The process fluid inside the tubes cools down due to heat transfer and exits the tube bundle, returning to the auxiliary system for recirculation.
Temperature Control Logic: Some dry coolers are equipped with temperature sensors and variable-frequency fans. When the outlet fluid temperature exceeds the setpoint, the fan speed automatically increases to enhance cooling capacity. If the temperature is too low (e.g., during winter), the fan speed is reduced or the fan is stopped to prevent excessively low fluid temperatures from affecting system operation (e.g., increased lubricating oil viscosity).
Compared to traditional "water-cooled + cooling tower" auxiliary cooling solutions, dry coolers offer the following distinct advantages in power plant applications:
Significant Water Savings
Relying entirely on air cooling eliminates the need for cooling water consumption (wet cooling systems require periodic replenishment to compensate for evaporation and drift losses). This makes them particularly suitable for power plants in water-scarce regions like Northwest and North China, reducing auxiliary system water consumption by over 90% and aligning with national "water conservation and emission reduction" policies.
Low O&M Costs
Eliminates cooling water circulation systems (e.g., pumps, cooling towers, water treatment equipment), reducing equipment quantity and failure points;
Requires no water treatment chemicals like corrosion inhibitors or scale inhibitors, preventing pipe scaling and corrosion while extending heat exchanger tube bundle lifespan (typically 10-15 years).

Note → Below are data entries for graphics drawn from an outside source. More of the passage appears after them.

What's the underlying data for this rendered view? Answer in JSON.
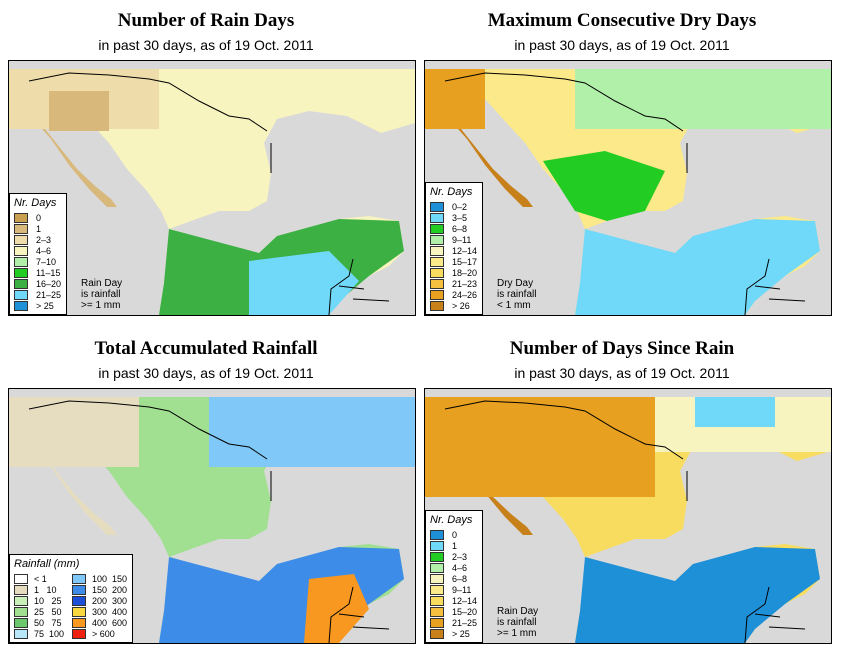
{
  "panels": [
    {
      "title": "Number of Rain Days",
      "subtitle": "in past 30 days, as of  19 Oct. 2011",
      "legend_title": "Nr. Days",
      "legend": [
        {
          "label": "0",
          "color": "#c8a050"
        },
        {
          "label": "1",
          "color": "#d9b87c"
        },
        {
          "label": "2–3",
          "color": "#eedcaa"
        },
        {
          "label": "4–6",
          "color": "#f8f4c0"
        },
        {
          "label": "7–10",
          "color": "#b0f0a8"
        },
        {
          "label": "11–15",
          "color": "#22cc22"
        },
        {
          "label": "16–20",
          "color": "#3cb043"
        },
        {
          "label": "21–25",
          "color": "#70d8f8"
        },
        {
          "label": "> 25",
          "color": "#1e90d8"
        }
      ],
      "note": [
        "Rain Day",
        "is rainfall",
        ">= 1 mm"
      ]
    },
    {
      "title": "Maximum Consecutive Dry Days",
      "subtitle": "in past 30 days, as of  19 Oct. 2011",
      "legend_title": "Nr. Days",
      "legend": [
        {
          "label": "0–2",
          "color": "#1e90d8"
        },
        {
          "label": "3–5",
          "color": "#70d8f8"
        },
        {
          "label": "6–8",
          "color": "#22cc22"
        },
        {
          "label": "9–11",
          "color": "#b0f0a8"
        },
        {
          "label": "12–14",
          "color": "#f8f4c0"
        },
        {
          "label": "15–17",
          "color": "#fbe98a"
        },
        {
          "label": "18–20",
          "color": "#f8dc60"
        },
        {
          "label": "21–23",
          "color": "#f5c040"
        },
        {
          "label": "24–26",
          "color": "#e8a020"
        },
        {
          "label": "> 26",
          "color": "#c8801a"
        }
      ],
      "note": [
        "Dry Day",
        "is rainfall",
        "< 1 mm"
      ]
    },
    {
      "title": "Total Accumulated Rainfall",
      "subtitle": "in past 30 days, as of  19 Oct. 2011",
      "legend_title": "Rainfall (mm)",
      "legend_left": [
        {
          "label": "< 1",
          "color": "#ffffff"
        },
        {
          "label": "1   10",
          "color": "#e6dcc0"
        },
        {
          "label": "10   25",
          "color": "#c8f0b8"
        },
        {
          "label": "25   50",
          "color": "#a0e090"
        },
        {
          "label": "50   75",
          "color": "#6cc86c"
        },
        {
          "label": "75  100",
          "color": "#b8e8f8"
        }
      ],
      "legend_right": [
        {
          "label": "100  150",
          "color": "#80c8f8"
        },
        {
          "label": "150  200",
          "color": "#3c8ce8"
        },
        {
          "label": "200  300",
          "color": "#1c4ed8"
        },
        {
          "label": "300  400",
          "color": "#f8d840"
        },
        {
          "label": "400  600",
          "color": "#f89820"
        },
        {
          "label": "> 600",
          "color": "#f02010"
        }
      ]
    },
    {
      "title": "Number of Days Since Rain",
      "subtitle": "in past 30 days, as of  19 Oct. 2011",
      "legend_title": "Nr. Days",
      "legend": [
        {
          "label": "0",
          "color": "#1e90d8"
        },
        {
          "label": "1",
          "color": "#70d8f8"
        },
        {
          "label": "2–3",
          "color": "#22cc22"
        },
        {
          "label": "4–6",
          "color": "#b0f0a8"
        },
        {
          "label": "6–8",
          "color": "#f8f4c0"
        },
        {
          "label": "9–11",
          "color": "#fbe98a"
        },
        {
          "label": "12–14",
          "color": "#f8dc60"
        },
        {
          "label": "15–20",
          "color": "#f5c040"
        },
        {
          "label": "21–25",
          "color": "#e8a020"
        },
        {
          "label": "> 25",
          "color": "#c8801a"
        }
      ],
      "note": [
        "Rain Day",
        "is rainfall",
        ">= 1 mm"
      ]
    }
  ]
}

Strong Environmental Adaptability
Stable operation from -30°C (requires anti-freeze measures like electric tracing) to 45°C ambient temperatures, with fan speed adjustment accommodating seasonal temperature variations;
Zero wastewater discharge (wet cooling systems require partial discharge of concentrated circulating water), eliminating need for wastewater treatment facilities and reducing environmental pressure.
Flexible Installation
Relatively compact size allows outdoor vertical or horizontal installation (e.g., rooftops, open areas near equipment), minimizing factory space requirements. Particularly suitable for retrofitting auxiliary systems in existing plants (no need to re-dig cooling water pipelines).